Actually educators have been in and out of their respective schools for several weeks now, some working to create vibrant rooms and develop innovative lessons, others to attend workshops and training exercises, all in preparation for the best school year they can possible offer to students .
It is our hope, as this new school year moves into full swing, that the community, whether parents or not, offer their full support to educators and the plans they have to move our children forward, both academically and socially.
Unlike state lawmakers, who’ve shown little or no respect for the jobs teachers do in this year’s state budget, the community can rally behind them. While we cannot do much about their salaries, we can give them the support they need to accomplish their all-important jobs — educating this community’s children.

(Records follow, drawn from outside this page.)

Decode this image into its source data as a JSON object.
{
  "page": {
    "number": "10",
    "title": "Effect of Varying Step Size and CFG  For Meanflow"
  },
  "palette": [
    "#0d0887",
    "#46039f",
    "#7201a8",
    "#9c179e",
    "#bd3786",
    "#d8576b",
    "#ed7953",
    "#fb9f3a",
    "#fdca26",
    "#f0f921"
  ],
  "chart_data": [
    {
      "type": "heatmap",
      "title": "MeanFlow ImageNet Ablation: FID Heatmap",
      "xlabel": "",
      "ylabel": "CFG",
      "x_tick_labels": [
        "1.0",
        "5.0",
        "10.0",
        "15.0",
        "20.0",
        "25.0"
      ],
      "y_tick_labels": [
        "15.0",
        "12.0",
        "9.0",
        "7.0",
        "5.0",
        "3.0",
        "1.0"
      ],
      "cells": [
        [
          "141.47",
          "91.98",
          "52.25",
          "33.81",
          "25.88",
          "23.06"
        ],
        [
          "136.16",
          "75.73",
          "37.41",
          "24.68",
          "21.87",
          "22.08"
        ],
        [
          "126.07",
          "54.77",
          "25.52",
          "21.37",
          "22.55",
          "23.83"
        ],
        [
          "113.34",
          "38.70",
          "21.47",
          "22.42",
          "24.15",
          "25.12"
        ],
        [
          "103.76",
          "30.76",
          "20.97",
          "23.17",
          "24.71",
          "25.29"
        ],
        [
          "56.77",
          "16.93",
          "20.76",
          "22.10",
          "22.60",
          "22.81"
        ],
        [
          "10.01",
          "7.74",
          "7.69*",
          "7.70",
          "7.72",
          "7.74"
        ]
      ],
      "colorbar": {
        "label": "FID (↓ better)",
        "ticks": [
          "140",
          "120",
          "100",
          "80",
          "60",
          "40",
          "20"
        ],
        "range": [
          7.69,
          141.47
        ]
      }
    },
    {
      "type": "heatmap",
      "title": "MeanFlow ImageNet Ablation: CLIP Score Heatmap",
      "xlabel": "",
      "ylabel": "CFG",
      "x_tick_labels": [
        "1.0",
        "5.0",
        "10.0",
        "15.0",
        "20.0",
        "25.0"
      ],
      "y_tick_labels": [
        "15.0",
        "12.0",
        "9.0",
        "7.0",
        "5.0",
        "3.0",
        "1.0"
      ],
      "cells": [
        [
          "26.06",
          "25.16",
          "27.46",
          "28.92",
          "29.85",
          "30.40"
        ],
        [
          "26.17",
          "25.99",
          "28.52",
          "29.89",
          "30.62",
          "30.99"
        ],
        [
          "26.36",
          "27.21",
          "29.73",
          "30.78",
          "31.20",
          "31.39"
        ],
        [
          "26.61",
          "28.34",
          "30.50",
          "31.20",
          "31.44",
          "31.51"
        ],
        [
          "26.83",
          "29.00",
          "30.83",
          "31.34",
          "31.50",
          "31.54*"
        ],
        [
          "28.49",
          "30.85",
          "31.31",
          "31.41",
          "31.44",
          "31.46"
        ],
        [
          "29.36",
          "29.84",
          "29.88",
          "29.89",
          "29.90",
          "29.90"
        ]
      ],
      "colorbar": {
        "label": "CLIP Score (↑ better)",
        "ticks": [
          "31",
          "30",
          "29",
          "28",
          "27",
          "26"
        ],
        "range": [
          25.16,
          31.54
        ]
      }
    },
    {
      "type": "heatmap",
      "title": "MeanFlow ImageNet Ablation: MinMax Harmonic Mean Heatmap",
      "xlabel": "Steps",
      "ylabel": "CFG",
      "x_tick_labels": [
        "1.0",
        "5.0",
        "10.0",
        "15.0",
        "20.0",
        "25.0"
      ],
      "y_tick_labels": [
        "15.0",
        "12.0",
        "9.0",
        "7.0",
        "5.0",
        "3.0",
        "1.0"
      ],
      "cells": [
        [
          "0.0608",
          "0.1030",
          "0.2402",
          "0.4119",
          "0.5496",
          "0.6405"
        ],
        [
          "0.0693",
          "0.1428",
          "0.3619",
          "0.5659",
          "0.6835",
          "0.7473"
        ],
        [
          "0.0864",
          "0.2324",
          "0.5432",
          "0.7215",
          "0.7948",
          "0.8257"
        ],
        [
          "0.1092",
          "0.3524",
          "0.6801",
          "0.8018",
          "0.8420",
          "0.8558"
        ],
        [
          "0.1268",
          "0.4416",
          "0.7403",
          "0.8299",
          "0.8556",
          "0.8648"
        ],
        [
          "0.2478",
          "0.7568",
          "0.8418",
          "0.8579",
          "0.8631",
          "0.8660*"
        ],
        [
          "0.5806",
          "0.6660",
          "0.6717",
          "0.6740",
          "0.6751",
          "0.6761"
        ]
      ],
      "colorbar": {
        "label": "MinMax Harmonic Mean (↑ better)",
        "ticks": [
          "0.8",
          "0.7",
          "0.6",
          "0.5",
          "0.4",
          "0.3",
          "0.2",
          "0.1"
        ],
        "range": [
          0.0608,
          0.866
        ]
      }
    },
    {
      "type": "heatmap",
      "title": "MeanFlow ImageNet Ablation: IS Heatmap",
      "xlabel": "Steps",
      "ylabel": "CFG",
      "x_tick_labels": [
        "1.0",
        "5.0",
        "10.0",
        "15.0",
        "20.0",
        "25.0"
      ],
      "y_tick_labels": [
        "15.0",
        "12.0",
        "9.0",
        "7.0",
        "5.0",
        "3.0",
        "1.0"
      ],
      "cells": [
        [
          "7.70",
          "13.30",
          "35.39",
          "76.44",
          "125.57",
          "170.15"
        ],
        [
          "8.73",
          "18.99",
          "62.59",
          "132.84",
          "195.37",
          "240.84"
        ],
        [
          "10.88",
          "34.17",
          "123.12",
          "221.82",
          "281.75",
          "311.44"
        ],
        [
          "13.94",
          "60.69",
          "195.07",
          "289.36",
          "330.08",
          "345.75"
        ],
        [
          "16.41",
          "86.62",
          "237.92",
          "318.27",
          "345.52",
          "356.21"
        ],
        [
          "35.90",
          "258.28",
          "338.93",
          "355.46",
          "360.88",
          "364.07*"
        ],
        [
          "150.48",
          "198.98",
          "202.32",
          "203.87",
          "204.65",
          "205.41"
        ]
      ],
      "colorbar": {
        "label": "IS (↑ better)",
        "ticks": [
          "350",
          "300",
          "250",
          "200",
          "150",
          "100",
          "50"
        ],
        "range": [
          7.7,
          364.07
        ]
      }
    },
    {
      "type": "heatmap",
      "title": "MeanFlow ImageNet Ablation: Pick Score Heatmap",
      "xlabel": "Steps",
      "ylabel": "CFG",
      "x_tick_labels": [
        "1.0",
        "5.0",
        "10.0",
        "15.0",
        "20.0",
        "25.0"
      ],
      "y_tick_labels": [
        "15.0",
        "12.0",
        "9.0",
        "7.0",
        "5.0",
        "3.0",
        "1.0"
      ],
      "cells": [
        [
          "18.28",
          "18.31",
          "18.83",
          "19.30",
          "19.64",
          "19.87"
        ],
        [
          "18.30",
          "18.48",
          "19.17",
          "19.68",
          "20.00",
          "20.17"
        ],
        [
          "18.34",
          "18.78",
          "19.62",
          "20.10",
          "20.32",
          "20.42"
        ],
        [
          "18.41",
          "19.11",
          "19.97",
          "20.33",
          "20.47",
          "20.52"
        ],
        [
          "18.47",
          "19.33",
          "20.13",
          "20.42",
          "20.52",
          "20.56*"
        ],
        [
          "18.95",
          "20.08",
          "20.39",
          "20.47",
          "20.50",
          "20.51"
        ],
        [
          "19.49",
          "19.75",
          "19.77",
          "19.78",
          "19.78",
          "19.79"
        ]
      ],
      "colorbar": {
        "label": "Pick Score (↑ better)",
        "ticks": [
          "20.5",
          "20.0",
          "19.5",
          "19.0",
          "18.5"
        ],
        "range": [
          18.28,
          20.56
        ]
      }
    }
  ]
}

Many in the community do that already, but there are some who don’t. Unlike a decade or two ago, when a teacher’s assessment of a student gave parents’ pause, today you tend to see parents siding with students first, listening last, no matter the circumstance.
Too often parents take the approach that their child can do no wrong, that the teacher is out to get their youngster for some uncertain reason and is surely wrong in their assessment of a child’s problem. There’s little doubt that their youngster, though perhaps a petulant child at home, is a little angel in the halls of academia.
And it leaves teachers in a position they cannot escape, in a battle they often cannot win. And if teachers can’t communicate with parents willing to listen, even if it’s something they don’t want to hear, then the ultimate loser becomes the child.
Teachers don’t always get the respect they deserve in today’s society, nor the support that surely must come in order for students to achieve the successes we all want and expect.
Teachers, too, have fallen into a tug-of-war position between parents and children, and parents, oftentimes consumed with guilt for their own inattentiveness toward their children, feel the need to side with them against the big, bad educator.
What parents need to understand is that position doesn’t help their child in any way, certainly not in the educational realm. And it teaches them only that it’s OK to point a finger of blame at someone else, even if they should be accepting the responsibility for their action.
What’s more it sends the wrong message to teachers.
The message needs to be one of support.
This year, we hope that’s the message teachers receive.
We are fortunate in Sampson County to have educators who genuinely care about those in their classrooms. They are men and women who want to see each child, each middle-schooler and each teenager succeed, and they want to be a part of leading them to that success.
We should allow them to do just that, and we should applaud their efforts, back them up in their quest and teach our children to be respectful of the men and women who truly are in it for them.